On a kernel this fast, nearly a quarter of wall time is spent in Python and the CUDA driver before any GPU work begins. The implication: if you measure with torch.cuda.synchronize() bracketing, you are measuring CPU dispatch skill as much as GPU compute.

C Compiler Flags Do Not Matter for Tiny Dispatch Shims

We compiled a ~20-line C shim that calls cuGraphExecKernelNodeSetParams and cuGraphLaunch. We tested -O2 versus -O3 -march=native -flto. No consistent difference. The bottleneck is the driver calls themselves, not the surrounding C code.

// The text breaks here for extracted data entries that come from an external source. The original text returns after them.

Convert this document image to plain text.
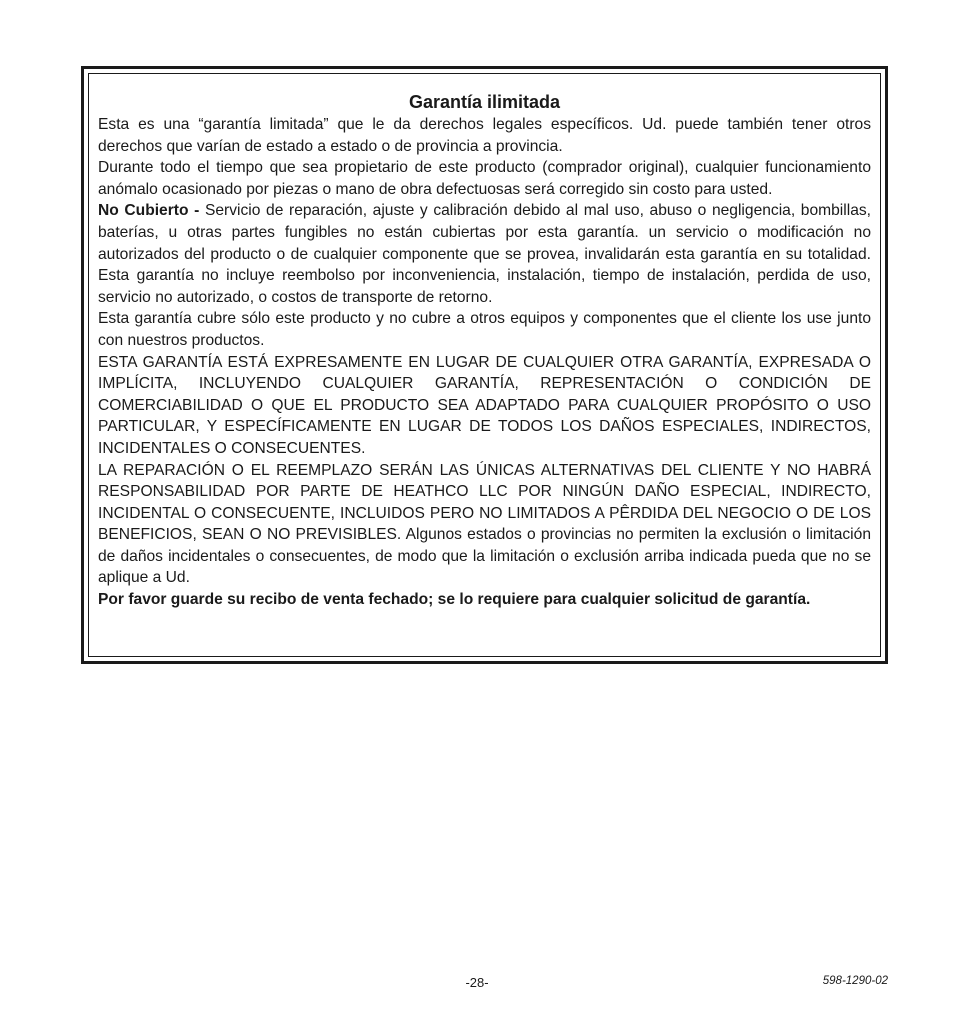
Garantía ilimitada

Esta es una “garantía limitada” que le da derechos legales específicos. Ud. puede también tener otros derechos que varían de estado a estado o de provincia a provincia.

Durante todo el tiempo que sea propietario de este producto (comprador original), cualquier funcionamiento anómalo ocasionado por piezas o mano de obra defectuosas será corregido sin costo para usted.

No Cubierto - Servicio de reparación, ajuste y calibración debido al mal uso, abuso o negligencia, bombillas, baterías, u otras partes fungibles no están cubiertas por esta garantía. un servicio o modificación no autorizados del producto o de cualquier componente que se provea, invalidarán esta garantía en su totalidad. Esta garantía no incluye reembolso por inconveniencia, instalación, tiempo de instalación, perdida de uso, servicio no autorizado, o costos de transporte de retorno.

Esta garantía cubre sólo este producto y no cubre a otros equipos y componentes que el cliente los use junto con nuestros productos.

ESTA GARANTÍA ESTÁ EXPRESAMENTE EN LUGAR DE CUALQUIER OTRA GARANTÍA, EXPRESADA O IMPLÍCITA, INCLUYENDO CUALQUIER GARANTÍA, REPRESENTACIÓN O CONDICIÓN DE COMERCIABILIDAD O QUE EL PRODUCTO SEA ADAPTADO PARA CUALQUIER PROPÓSITO O USO PARTICULAR, Y ESPECÍFICAMENTE EN LUGAR DE TODOS LOS DAÑOS ESPECIALES, INDIRECTOS, INCIDENTALES O CONSECUENTES.

LA REPARACIÓN O EL REEMPLAZO SERÁN LAS ÚNICAS ALTERNATIVAS DEL CLIENTE Y NO HABRÁ RESPONSABILIDAD POR PARTE DE HEATHCO LLC POR NINGÚN DAÑO ESPECIAL, INDIRECTO, INCIDENTAL O CONSECUENTE, INCLUIDOS PERO NO LIMITADOS A PÊRDIDA DEL NEGOCIO O DE LOS BENEFICIOS, SEAN O NO PREVISIBLES. Algunos estados o provincias no permiten la exclusión o limitación de daños incidentales o consecuentes, de modo que la limitación o exclusión arriba indicada pueda que no se aplique a Ud.

Por favor guarde su recibo de venta fechado; se lo requiere para cualquier solicitud de garantía.

-28-	598-1290-02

More interestingly, -O3 without -march=native was 3–4% slower — larger compiled output created instruction cache pressure on a function called millions of times.

For CPU-side glue code around GPU calls, compile for code size, not throughput.

Cloud Instance Variance Dwarfs Small Optimizations

Running parallel benchmark instances on a cloud GPU provider, we observed ~25% performance variation between nominally identical machines. An apparent 14% win from a compiler flag change turned out to be an assignment to a faster instance. We caught this only because we ran A/B comparisons sequentially on a pinned instance.

The rule: any optimization smaller than your cloud variance needs to be measured with sequential A/B runs on the same physical GPU, with enough repetitions to establish a distribution.

The Takeaway

A benchmark number for a short GPU kernel is a composite of: hidden profiling overhead, allocator behavior, driver call costs, and hardware variance. Before optimizing a kernel further, audit what fraction of your measurement is actually GPU compute. In our case, ~22% was not — and that ceiling matters when you are chasing the last few percent of speedup.